Canton Liaison autoroutière
A2-A13 : la région exige un délai au plus tard en 2045
Les commissions régionales des transports du Bellinzonese et du Locarnese demandent à la Confédération de ne pas reporter au-delà de 2045 la liaison autoroutière A2-A13, après l'hypothèse d'un report jusqu'en 2055.
Les commissions régionales des transports du Bellinzonese et du Locarnese ont pris position conjointement sur la liaison autoroutière A2-A13 : l'ouvrage ne peut pas être reporté au-delà de 2045. Cette prise de position intervient après que la Confédération a évoqué l'hypothèse de reporter la réalisation au-delà de 2050, voire jusqu'en 2055.
Les deux commissions s'inquiètent aussi de la demande des offices fédéraux de rouvrir la comparaison entre le tracé sur la rive gauche et celui sur la rive droite de la plaine de Magadino. Pour le Bellinzonese et le Locarnese, les alternatives ont déjà été analysées pendant des décennies, avec des études ayant coûté des millions de francs et un long travail de concertation politique et territoriale.
Le consensus déjà obtenu sur le territoire
Mattia Lepori, conseiller communal de Bellinzone et président de la commission régionale des transports du Bellinzonese, a déclaré à SEIDISERA : "Quello che vogliamo evitare è che il dibattito pubblico venga riaperto quando c'è un consenso già ampio verso un'opera necessaria" (« Ce que nous voulons éviter, c'est que le débat public soit rouvert alors qu'il existe déjà un large consensus autour d'un ouvrage nécessaire »). Selon Lepori, l'horizon temporel ne peut pas être reporté de dix années supplémentaires : la demande adressée à la Confédération est de confirmer l'échéance de 2045.

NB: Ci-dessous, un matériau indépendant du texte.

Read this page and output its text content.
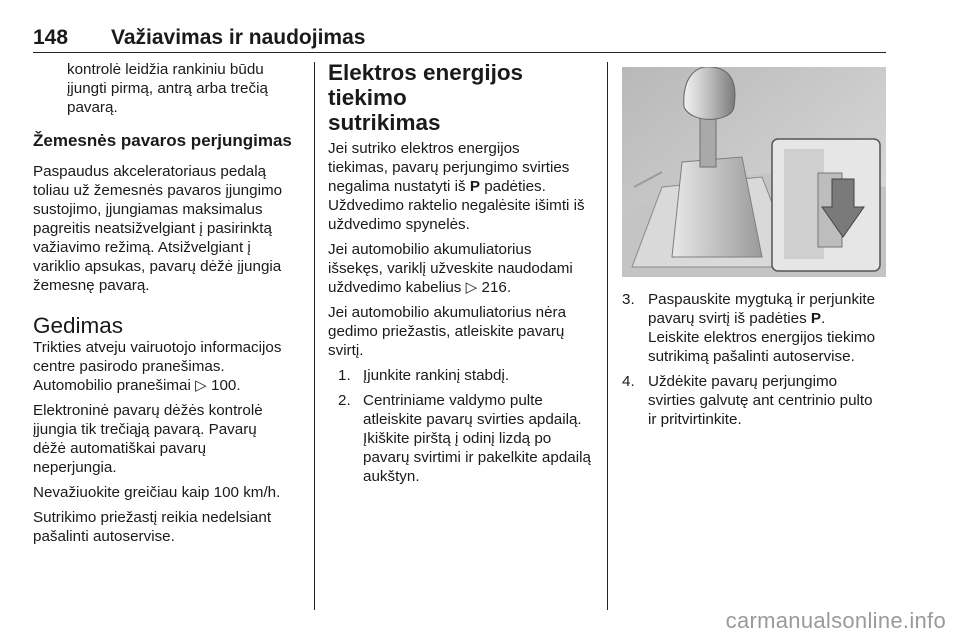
148 Važiavimas ir naudojimas

kontrolė leidžia rankiniu būdu

įjungti pirmą, antrą arba trečią

pavarą.

Žemesnės pavaros perjungimas

Paspaudus akceleratoriaus pedalą

toliau už žemesnės pavaros įjungimo

sustojimo, įjungiamas maksimalus

pagreitis neatsižvelgiant į pasirinktą

važiavimo režimą. Atsižvelgiant į

variklio apsukas, pavarų dėžė įjungia

žemesnę pavarą.

Gedimas

Trikties atveju vairuotojo informacijos

centre pasirodo pranešimas.

Automobilio pranešimai ▷ 100.

Elektroninė pavarų dėžės kontrolė

įjungia tik trečiąją pavarą. Pavarų

dėžė automatiškai pavarų

neperjungia.

Nevažiuokite greičiau kaip 100 km/h.

Sutrikimo priežastį reikia nedelsiant

pašalinti autoservise.

Elektros energijos tiekimo
sutrikimas

Jei sutriko elektros energijos

tiekimas, pavarų perjungimo svirties

negalima nustatyti iš P padėties.

Uždvedimo raktelio negalėsite išimti iš

uždvedimo spynelės.

Jei automobilio akumuliatorius

išsekęs, variklį užveskite naudodami

uždvedimo kabelius ▷ 216.

Jei automobilio akumuliatorius nėra

gedimo priežastis, atleiskite pavarų

svirtį.

1. Įjunkite rankinį stabdį.
2. Centriniame valdymo pulte
atleiskite pavarų svirties apdailą.
Įkiškite pirštą į odinį lizdą po
pavarų svirtimi ir pakelkite apdailą
aukštyn.
3. Paspauskite mygtuką ir perjunkite
pavarų svirtį iš padėties P.
Leiskite elektros energijos tiekimo
sutrikimą pašalinti autoservise.
4. Uždėkite pavarų perjungimo
svirties galvutę ant centrinio pulto
ir pritvirtinkite.
carmanualsonline.info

Le projet soutenu par les deux commissions est la variante PG USTRA, sur la rive gauche. Lepori rappelle que le groupe politique d'accompagnement a déjà rencontré l'Office fédéral des routes, qui serait apparu convaincu du bien-fondé de cette solution. La variante sur la rive droite est revenue sur la table à la demande de l'Office fédéral de l'environnement.
Du côté du Locarnese, on rappelle la longue histoire du projet. L'agglomération est la seule en Suisse à ne pas disposer d'une liaison directe au réseau autoroutier national. Le syndic de Locarno, Nicola Pini, président de la Commission régionale des transports du Locarnese, rappelle que la planification des routes nationales en parle depuis 60 ans.
Pour Pini, il ne s'agit pas d'un agrandissement du réseau, mais de l'achèvement de ce qui est prévu depuis des décennies. La crainte est qu'une nouvelle comparaison des tracés n'allonge encore les délais et n'affaiblisse le consensus obtenu sur le territoire. « Il Locarnese ha bisogno di questo collegamento » (« Le Locarnese a besoin de cette liaison »), a déclaré Pini, rappelant le travail de partage politique construit avec la Commission du Bellinzonese et avec l'ensemble du canton au fil des décennies.